Renewable energy can help maximize the return on investments from building out digital infrastructure. About three-quarters of Southeast Asia’s energy comes from fossil fuels, but these are now becoming the more expensive option. Analysis from Wood Mackenzie shows that the cost of renewable energy in Asia-Pacific was 13% cheaper than conventional coal in 2023 and set to be 32% cheaper by 2030. Utility-scale solar energy was already the least expensive source of energy in 11 out of the 15 economies covered.

Renewable energy will only get cheaper as prices for photovoltaic panel and wind turbines continue to fall. For economies that want to succeed in AI era, doubling down on energy from the sun, wind and sea is the natural choice.

Data centres need a constant and reliable power supply. Previously, that could only have come from, say, a coal or hydro plant. But now, a solar farm can provide more than 90% of what a data center needs, up from 20% in the past.

My home base of the Philippines, for example, has some distinct advantages in delivering renewable energy, such as access to stable geothermal and hydro power and an open energy market. Our country hopes to leverage these strengths to generate at least 35% of its power from renewable energy by 2035, and 50% by 2040.

Investments are being scaled up. My own company, Citicore, hopes to energize the first gigawatt towards a 5GW target over five years. Another project, the Meralco Terra Solar Project, claims to being the world’s largest solar and battery storage facility.

Vietnam and Thailand also recently announced programs to pilot direct power purchase agreement (PPA) regimes for renewable energy. In Malaysia, utility company Tenaga Nasional Berhad is bringing 60 megawatts (MW) of solar into the grid through a PPA. Indonesia is considering a policy change that will allow consumers to buy power directly from renewable producers through state-owned transmission lines.

AI-ready data centers are already being developed with sustainability in mind. Singapore’s Evolution Data Centres (EDC), for example, focus on powering facilities with renewable energy.

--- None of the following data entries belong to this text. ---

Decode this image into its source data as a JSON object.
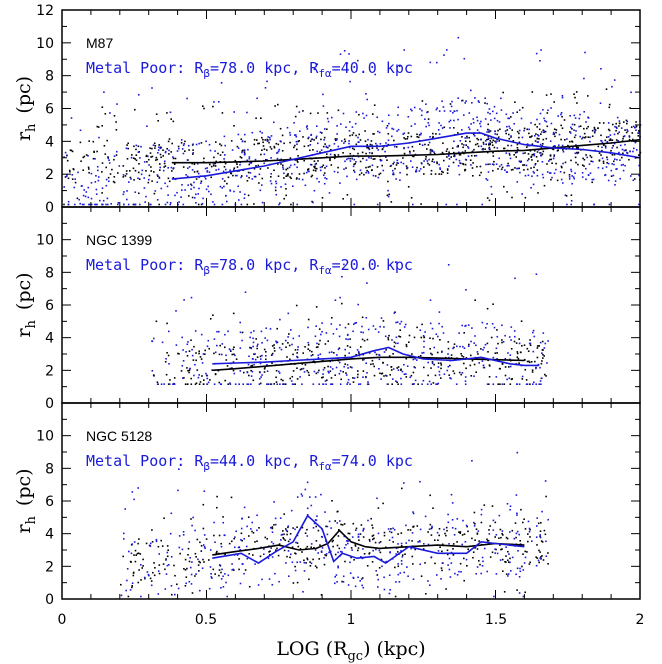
{
  "figure": {
    "xlabel_main": "LOG (R",
    "xlabel_sub": "gc",
    "xlabel_tail": ") (kpc)",
    "ylabel_main": "r",
    "ylabel_sub": "h",
    "ylabel_tail": "(pc)",
    "xticks": [
      "0",
      "0.5",
      "1",
      "1.5",
      "2"
    ],
    "yticks": [
      "0",
      "2",
      "4",
      "6",
      "8",
      "10",
      "12"
    ],
    "colors": {
      "metal_poor": "#1a1adb",
      "metal_rich": "#000000",
      "axes": "#000000"
    }
  },
  "chart_data": [
    {
      "type": "scatter",
      "galaxy": "M87",
      "xlim": [
        0,
        2
      ],
      "ylim": [
        0,
        12
      ],
      "annotation": {
        "prefix": "Metal Poor: R",
        "beta": "β",
        "mid": "=78.0 kpc, R",
        "fa": "fα",
        "tail": "=40.0 kpc"
      },
      "series": [
        {
          "color": "#000000",
          "x": [
            0.38,
            0.5,
            0.6,
            0.7,
            0.8,
            0.9,
            1.0,
            1.1,
            1.2,
            1.3,
            1.4,
            1.5,
            1.6,
            1.7,
            1.8,
            1.9,
            2.0
          ],
          "y": [
            2.7,
            2.7,
            2.75,
            2.8,
            2.9,
            3.0,
            3.1,
            3.1,
            3.15,
            3.2,
            3.3,
            3.4,
            3.45,
            3.6,
            3.75,
            3.9,
            4.1
          ]
        },
        {
          "color": "#1a1adb",
          "x": [
            0.38,
            0.5,
            0.6,
            0.7,
            0.8,
            0.9,
            1.0,
            1.1,
            1.2,
            1.3,
            1.4,
            1.45,
            1.5,
            1.6,
            1.7,
            1.8,
            1.9,
            2.0
          ],
          "y": [
            1.7,
            1.9,
            2.2,
            2.5,
            2.9,
            3.3,
            3.7,
            3.7,
            3.9,
            4.2,
            4.5,
            4.5,
            4.2,
            3.8,
            3.6,
            3.5,
            3.3,
            3.0
          ]
        }
      ],
      "scatter_domain": {
        "x": [
          0.0,
          2.0
        ],
        "y": [
          0.2,
          11.8
        ]
      }
    },
    {
      "type": "scatter",
      "galaxy": "NGC 1399",
      "xlim": [
        0,
        2
      ],
      "ylim": [
        0,
        12
      ],
      "annotation": {
        "prefix": "Metal Poor: R",
        "beta": "β",
        "mid": "=78.0 kpc, R",
        "fa": "fα",
        "tail": "=20.0 kpc"
      },
      "series": [
        {
          "color": "#000000",
          "x": [
            0.52,
            0.6,
            0.7,
            0.8,
            0.9,
            1.0,
            1.1,
            1.2,
            1.3,
            1.4,
            1.5,
            1.6
          ],
          "y": [
            2.0,
            2.1,
            2.25,
            2.4,
            2.55,
            2.7,
            2.8,
            2.8,
            2.75,
            2.7,
            2.65,
            2.6
          ]
        },
        {
          "color": "#1a1adb",
          "x": [
            0.52,
            0.6,
            0.7,
            0.8,
            0.9,
            1.0,
            1.08,
            1.13,
            1.18,
            1.25,
            1.35,
            1.45,
            1.55,
            1.6,
            1.65
          ],
          "y": [
            2.4,
            2.45,
            2.5,
            2.6,
            2.7,
            2.8,
            3.2,
            3.4,
            3.0,
            2.7,
            2.6,
            2.8,
            2.4,
            2.3,
            2.3
          ]
        }
      ],
      "scatter_domain": {
        "x": [
          0.3,
          1.68
        ],
        "y": [
          1.2,
          9.0
        ]
      }
    },
    {
      "type": "scatter",
      "galaxy": "NGC 5128",
      "xlim": [
        0,
        2
      ],
      "ylim": [
        0,
        12
      ],
      "annotation": {
        "prefix": "Metal Poor: R",
        "beta": "β",
        "mid": "=44.0 kpc, R",
        "fa": "fα",
        "tail": "=74.0 kpc"
      },
      "series": [
        {
          "color": "#000000",
          "x": [
            0.52,
            0.6,
            0.68,
            0.75,
            0.82,
            0.88,
            0.92,
            0.96,
            1.0,
            1.05,
            1.1,
            1.2,
            1.3,
            1.4,
            1.5,
            1.6
          ],
          "y": [
            2.7,
            2.9,
            3.1,
            3.3,
            3.0,
            3.1,
            3.4,
            4.2,
            3.5,
            3.2,
            3.1,
            3.2,
            3.3,
            3.2,
            3.4,
            3.3
          ]
        },
        {
          "color": "#1a1adb",
          "x": [
            0.52,
            0.62,
            0.68,
            0.74,
            0.8,
            0.85,
            0.9,
            0.94,
            0.97,
            1.02,
            1.08,
            1.12,
            1.2,
            1.3,
            1.4,
            1.45,
            1.5,
            1.6
          ],
          "y": [
            2.5,
            2.8,
            2.2,
            2.9,
            3.5,
            5.1,
            4.3,
            2.3,
            2.8,
            2.5,
            2.6,
            2.2,
            3.2,
            2.8,
            2.8,
            3.5,
            3.4,
            3.2
          ]
        }
      ],
      "scatter_domain": {
        "x": [
          0.2,
          1.68
        ],
        "y": [
          0.2,
          9.5
        ]
      }
    }
  ]
}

These centers also make sustainability, independently verified by third parties, a key pillar of construction. (Disclosure: Citicore has agreed to provide 100MW of renewable energy to EDC).

Cheap, abundant and connected

Even before AI went mainstream, Southeast Asia was embracing renewable energy. Although the region produces plenty of coal, it spends some $130 billion a year on oil imports. The group of economies that the Asian Development Bank refers to as emerging Asia—which includes China and India—provided $600 billion of public financial support for fossil fuels in 2022.

With energy demand in the Association of South East Asian Nations (ASEAN) expected to double by 2040, relying on fossil fuels will unnecessarily strain public finances.

AI could potentially provide a $1 trillion boost to the ASEAN economy. The good news is that we won’t need to rely on expensive, carbon-emitting fossil fuels to capture that. Renewable energy is cheap, abundant and connected to the grid; it’s up to policymakers, investors, and importantly developers to put that energy capacity to work.

The opinions expressed in Fortune.com commentary pieces are solely the views of their authors and do not necessarily reflect the opinions and beliefs of Fortune.